Drew Mitchell is a third-year student in the Bachelor of Science Advanced & Research (Honours) degree at Monash University majoring in Mathematics and Physics. He is interested in the areas of computational mathematics, optimisation and machine learning with a special focus on their applicability to real world datasets. He will be entering into honours study in 2018 and hopes to complete a project in the general area of numerical methods for big data analytics. Drew was awarded a research first scholarship in 2015/2016 as part of Monash Universities research first program and completed his project in experimental optics. He worked for Monash University as a science student ambassador in 2016 and a project support officer for the school of physics in 2016/2017. He is currently employed by Monash University as an ITAS (Indigenous Tutorial Assistance Scheme) tutor for mathematics. Drew also undertook an internship with AON Hewitt in the second semester of 2017 to gain experience in the industry of data analysis.

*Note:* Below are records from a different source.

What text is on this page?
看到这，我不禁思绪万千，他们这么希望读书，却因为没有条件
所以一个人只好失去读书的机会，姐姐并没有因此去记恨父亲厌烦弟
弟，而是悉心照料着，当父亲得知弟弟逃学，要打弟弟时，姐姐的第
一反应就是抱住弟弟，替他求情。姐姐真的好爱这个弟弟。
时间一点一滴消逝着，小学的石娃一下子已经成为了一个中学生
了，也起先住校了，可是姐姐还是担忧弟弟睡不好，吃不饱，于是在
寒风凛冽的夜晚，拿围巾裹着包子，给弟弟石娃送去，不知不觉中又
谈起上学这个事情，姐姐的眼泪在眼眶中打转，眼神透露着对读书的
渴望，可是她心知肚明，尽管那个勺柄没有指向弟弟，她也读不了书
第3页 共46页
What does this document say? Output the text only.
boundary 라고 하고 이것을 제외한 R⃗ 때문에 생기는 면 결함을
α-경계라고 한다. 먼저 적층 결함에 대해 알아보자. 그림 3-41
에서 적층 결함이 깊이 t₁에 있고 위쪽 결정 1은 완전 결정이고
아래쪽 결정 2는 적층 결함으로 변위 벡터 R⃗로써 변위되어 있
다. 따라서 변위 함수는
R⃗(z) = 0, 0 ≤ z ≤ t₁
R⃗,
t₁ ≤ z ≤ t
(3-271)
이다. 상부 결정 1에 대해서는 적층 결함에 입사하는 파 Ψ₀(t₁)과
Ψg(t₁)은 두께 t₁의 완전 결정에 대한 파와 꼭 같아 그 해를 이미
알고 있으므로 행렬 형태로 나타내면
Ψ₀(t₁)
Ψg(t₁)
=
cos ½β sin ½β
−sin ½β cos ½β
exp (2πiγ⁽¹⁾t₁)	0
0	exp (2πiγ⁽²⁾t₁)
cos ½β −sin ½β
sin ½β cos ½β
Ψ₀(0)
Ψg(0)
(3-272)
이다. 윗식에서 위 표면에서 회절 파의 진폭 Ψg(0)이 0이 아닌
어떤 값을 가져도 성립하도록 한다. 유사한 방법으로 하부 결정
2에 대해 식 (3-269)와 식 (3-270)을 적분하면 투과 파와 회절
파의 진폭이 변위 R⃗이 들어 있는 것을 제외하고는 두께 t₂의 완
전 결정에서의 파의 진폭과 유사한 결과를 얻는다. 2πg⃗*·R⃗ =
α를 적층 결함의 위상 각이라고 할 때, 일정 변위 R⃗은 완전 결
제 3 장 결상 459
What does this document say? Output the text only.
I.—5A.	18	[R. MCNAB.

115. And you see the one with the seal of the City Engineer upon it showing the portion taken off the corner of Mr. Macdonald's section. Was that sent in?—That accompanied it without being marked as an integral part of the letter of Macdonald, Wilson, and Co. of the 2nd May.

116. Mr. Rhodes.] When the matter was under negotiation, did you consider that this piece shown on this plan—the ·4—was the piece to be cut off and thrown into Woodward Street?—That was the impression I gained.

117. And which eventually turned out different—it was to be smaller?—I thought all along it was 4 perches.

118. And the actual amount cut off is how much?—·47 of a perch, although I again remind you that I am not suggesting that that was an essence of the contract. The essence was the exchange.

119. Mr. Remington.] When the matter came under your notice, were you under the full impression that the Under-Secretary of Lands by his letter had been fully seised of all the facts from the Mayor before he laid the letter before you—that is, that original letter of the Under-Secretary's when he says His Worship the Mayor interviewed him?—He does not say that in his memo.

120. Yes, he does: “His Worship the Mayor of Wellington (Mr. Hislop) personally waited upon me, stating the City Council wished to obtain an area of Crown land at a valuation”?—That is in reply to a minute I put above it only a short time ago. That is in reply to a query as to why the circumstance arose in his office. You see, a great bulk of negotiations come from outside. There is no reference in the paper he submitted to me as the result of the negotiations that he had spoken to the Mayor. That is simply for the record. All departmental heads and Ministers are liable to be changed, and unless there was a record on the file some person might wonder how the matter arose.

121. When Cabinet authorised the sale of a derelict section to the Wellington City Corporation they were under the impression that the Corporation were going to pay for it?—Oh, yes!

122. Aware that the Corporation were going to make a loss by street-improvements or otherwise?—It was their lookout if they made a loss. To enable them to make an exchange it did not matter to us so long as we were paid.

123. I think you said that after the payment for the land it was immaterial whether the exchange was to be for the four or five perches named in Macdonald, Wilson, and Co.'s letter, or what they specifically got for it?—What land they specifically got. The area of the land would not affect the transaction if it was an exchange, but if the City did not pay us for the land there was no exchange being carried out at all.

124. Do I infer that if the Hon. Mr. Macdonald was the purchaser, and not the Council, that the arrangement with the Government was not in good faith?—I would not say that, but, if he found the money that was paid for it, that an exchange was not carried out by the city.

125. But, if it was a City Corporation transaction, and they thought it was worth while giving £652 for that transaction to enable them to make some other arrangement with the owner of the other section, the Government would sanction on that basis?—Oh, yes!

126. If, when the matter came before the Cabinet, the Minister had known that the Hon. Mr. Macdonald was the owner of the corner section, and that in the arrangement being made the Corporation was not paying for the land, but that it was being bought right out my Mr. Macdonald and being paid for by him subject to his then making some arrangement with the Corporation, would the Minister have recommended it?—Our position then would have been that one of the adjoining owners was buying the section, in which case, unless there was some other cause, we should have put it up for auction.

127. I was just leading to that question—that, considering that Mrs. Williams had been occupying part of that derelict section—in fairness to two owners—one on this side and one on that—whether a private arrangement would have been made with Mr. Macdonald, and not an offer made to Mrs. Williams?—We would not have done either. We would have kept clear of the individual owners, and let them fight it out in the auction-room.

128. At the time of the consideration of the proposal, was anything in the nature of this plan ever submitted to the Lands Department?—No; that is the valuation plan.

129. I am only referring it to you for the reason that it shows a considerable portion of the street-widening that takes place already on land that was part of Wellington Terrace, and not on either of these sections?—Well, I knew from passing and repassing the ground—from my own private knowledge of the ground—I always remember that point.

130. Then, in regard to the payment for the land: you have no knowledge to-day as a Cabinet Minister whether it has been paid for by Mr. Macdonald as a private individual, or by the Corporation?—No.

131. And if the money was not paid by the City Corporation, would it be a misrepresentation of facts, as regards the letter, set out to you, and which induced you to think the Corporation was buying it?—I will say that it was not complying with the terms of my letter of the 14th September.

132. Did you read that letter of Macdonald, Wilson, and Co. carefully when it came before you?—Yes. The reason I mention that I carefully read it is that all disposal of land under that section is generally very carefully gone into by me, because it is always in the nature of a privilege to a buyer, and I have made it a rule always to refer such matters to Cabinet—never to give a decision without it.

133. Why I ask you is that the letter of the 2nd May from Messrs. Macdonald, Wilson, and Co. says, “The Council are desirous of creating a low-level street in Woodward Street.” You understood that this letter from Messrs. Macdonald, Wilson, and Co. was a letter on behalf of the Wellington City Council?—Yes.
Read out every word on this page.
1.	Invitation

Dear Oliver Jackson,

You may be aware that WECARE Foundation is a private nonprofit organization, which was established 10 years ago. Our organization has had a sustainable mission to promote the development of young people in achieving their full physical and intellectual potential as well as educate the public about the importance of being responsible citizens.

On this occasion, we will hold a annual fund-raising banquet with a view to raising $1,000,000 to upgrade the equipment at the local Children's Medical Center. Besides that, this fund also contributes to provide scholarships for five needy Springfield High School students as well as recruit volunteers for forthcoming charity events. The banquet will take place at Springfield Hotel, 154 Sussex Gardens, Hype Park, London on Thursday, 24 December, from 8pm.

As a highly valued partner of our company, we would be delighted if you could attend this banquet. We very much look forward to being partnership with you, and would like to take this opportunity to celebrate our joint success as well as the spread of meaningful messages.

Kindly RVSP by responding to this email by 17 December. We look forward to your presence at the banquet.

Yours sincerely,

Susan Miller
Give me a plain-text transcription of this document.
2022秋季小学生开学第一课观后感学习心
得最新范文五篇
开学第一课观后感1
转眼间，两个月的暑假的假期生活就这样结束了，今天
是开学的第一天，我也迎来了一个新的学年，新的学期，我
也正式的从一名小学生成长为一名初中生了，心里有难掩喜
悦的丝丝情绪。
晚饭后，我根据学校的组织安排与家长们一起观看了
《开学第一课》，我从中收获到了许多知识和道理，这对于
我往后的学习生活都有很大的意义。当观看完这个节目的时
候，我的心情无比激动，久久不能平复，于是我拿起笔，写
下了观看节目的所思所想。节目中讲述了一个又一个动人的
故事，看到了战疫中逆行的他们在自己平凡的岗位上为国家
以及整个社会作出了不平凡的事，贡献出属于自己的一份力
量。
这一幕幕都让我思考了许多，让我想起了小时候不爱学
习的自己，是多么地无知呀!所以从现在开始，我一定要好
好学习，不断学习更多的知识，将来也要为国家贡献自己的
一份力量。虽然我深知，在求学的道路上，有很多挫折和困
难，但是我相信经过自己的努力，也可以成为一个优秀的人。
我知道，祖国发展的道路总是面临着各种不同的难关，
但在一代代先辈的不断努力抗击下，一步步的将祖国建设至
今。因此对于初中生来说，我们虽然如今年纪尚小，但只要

Numerical Optimisation Methods for Big Data Analytics
The data revolution is reshaping science, technology and business. Large-scale optimisation is emerging as a key tool in extracting useful information from the deluge of data that arises in many areas of application. This project will explore optimisation methods for big data that include the stochastic gradient descent (SGD) method, and use them to train models from machine learning such as logistic regression, with applications in classification and recommendation systems. The aim of the project is to learn about the algorithms and experiment with them, and we will investigate ways to improve important algorithmic properties such as the speed of convergence.